The 22-year-old self-taught personal finance phenomenon, which has built millions on TikTok, calls itself a Gen Z “financial activist.” Price makes videos and produces content about all things money, from how to build and improve your credit score, to investing less than $100.
The activism, he says, comes from the way he tries to teach his audience to use a “holistic” approach to their personal finances.
“No matter where you are in your financial situation right now, know that through education and investing in yourself, there can be greener pastures – literally as green as money,” Price said. fortune.
After building his online platform, Price is launching his own fin-tech startup. All his work, he says, is aimed at helping Americans manage and improve their finances so that they don’t become one of the causes of stress in their lives.
“I can take my intrinsic motivation to help people [and turn it] to something that is also meaningful to me, because I personally struggled with finances at one point in my life as well,” Price said.
From pre-med to self-taught ‘financial activist’
Price was born and raised in Saugerties, New York. She began studying at SUNY Ulster as a pre-med student, but quickly discovered that the long hours hunched over the microscope in the lab class created some more pre-existing problems.
After taking her mother’s advice to try finance, she switched majors, transferred to SUNY Albany, and started a blog focused on personal finance. Which causes a YouTube channel, then TikTok which he started in December 2019.
When Price started, he mostly talked about investing. But after he saw how the COVID pandemic was affecting people’s finances — especially their investments and retirement plans — he decided to expand his subject.
“The stock market crashed, and people were furloughed or laid off. I was like, ‘I just can’t talk about investing,'” she said. “‘I need to take a step back and broaden my horizons.’ So that’s like when I started talking more about a holistic approach to personal finance.
That holistic approach, or what he calls Fin/Esse (financial essentials), focuses on managing your money in a way that takes into account the financial and non-financial aspects of your life.
“I have lupus and severe scoliosis that requires spinal fusion, which does not always allow me to function at normal hours,” she said. “Some days, I have to go and spend time recovering. With a holistic approach, I know that having an emergency fund that is larger than six to nine months for me is safer than three to nine months usually because of my medical condition.
Price says that doing something as simple as writing down your savings goals and asking yourself what you have saved, how long you have it, and what you will do if you don’t reach a specific goal, can help your chances of achieving it. financial goals.
“When you look at personal finances holistically, you can see how different parts of your life interact and influence each other,” she says. “For example, if you have a long-term relationship that causes stress or leads you down the wrong path, this is likely to affect other areas of your life as well—including your finances.”
His approach seems to suit his audience, which has grown to more than a million followers on TikTok alone, since he started posting content in December 2019. They include young women (around 18 to 25 years old), either in college or they. professional career began looking to be financially independent.
Personal finance business
Harga says social media is the main source of his income, and deep reported last year that he made $33,000 per month. She will not comment on the specific number, but told fortune that it is more than that now. He says a significant amount of his income comes from partnerships with major companies like Google, American Expressand Credit Karma.
His TikTok career didn’t come without the usual and expected online hate.
“All the financial people are like, ‘Who is this girl posting these things?
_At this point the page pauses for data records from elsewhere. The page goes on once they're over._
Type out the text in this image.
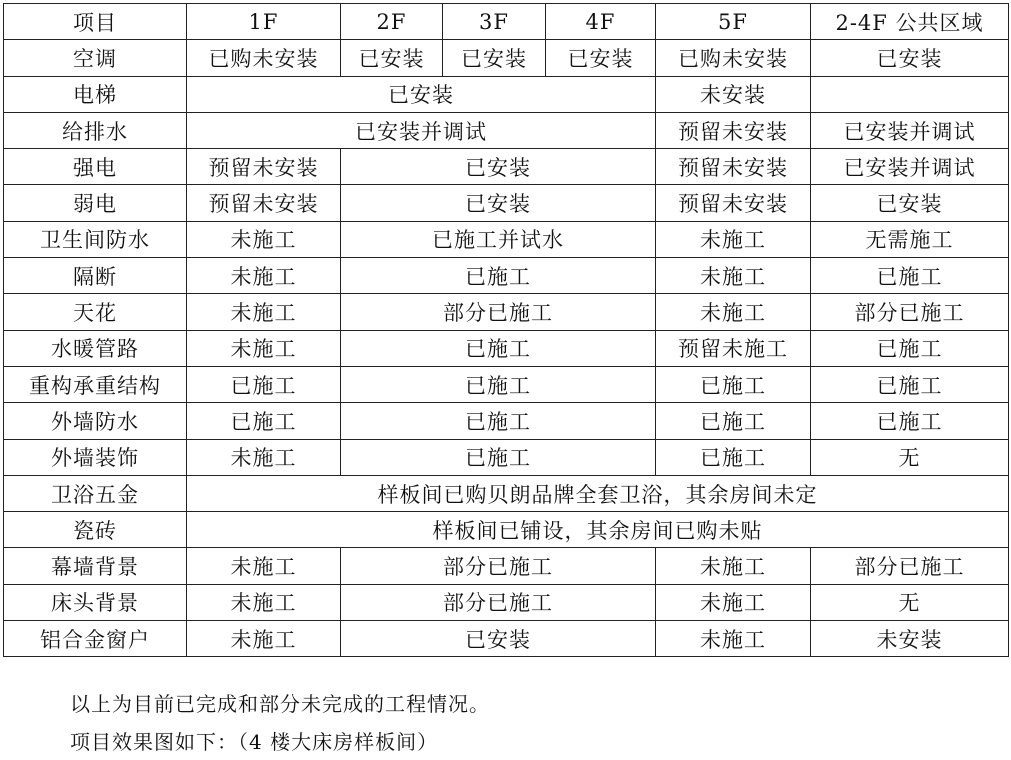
项目	1F	2F	3F	4F	5F	2-4F 公共区域
空调	已购未安装	已安装	已安装	已安装	已购未安装	已安装
电梯	已安装				未安装	
给排水	已安装并调试				预留未安装	已安装并调试
强电	预留未安装	已安装			预留未安装	已安装并调试
弱电	预留未安装	已安装			预留未安装	已安装
卫生间防水	未施工	已施工并试水			未施工	无需施工
隔断	未施工	已施工			未施工	已施工
天花	未施工	部分已施工			未施工	部分已施工
水暖管路	未施工	已施工			预留未施工	已施工
重构承重结构	已施工	已施工			已施工	已施工
外墙防水	已施工	已施工			已施工	已施工
外墙装饰	未施工	已施工			已施工	无
卫浴五金	样板间已购贝朗品牌全套卫浴，其余房间未定					
瓷砖	样板间已铺设，其余房间已购未贴					
幕墙背景	未施工	部分已施工			未施工	部分已施工
床头背景	未施工	部分已施工			未施工	无
铝合金窗户	未施工	已安装			未施工	未安装
以上为目前已完成和部分未完成的工程情况。
项目效果图如下：（4 楼大床房样板间）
She doesn’t know what she’s talking about. This is absolutely absurd. She’s just a child,'” she said.
Her mother told her to keep posting, and she did.
“When you become a financial activist, your message changes from simply trying to save money or pay off debts to encourage them to make positive social changes, such as supporting equal pay, so more women like to invest, or managing household finances. ,” he said. Price.
In one of her videos, Harga stressed the importance of investing as a woman, saying, “we tend to live longer, and face problems like the gender pay gap and pink tax,” she said.
As for himself, there is no final goal because he has not set one.
“Personal finance is dynamic. So my career should be too.”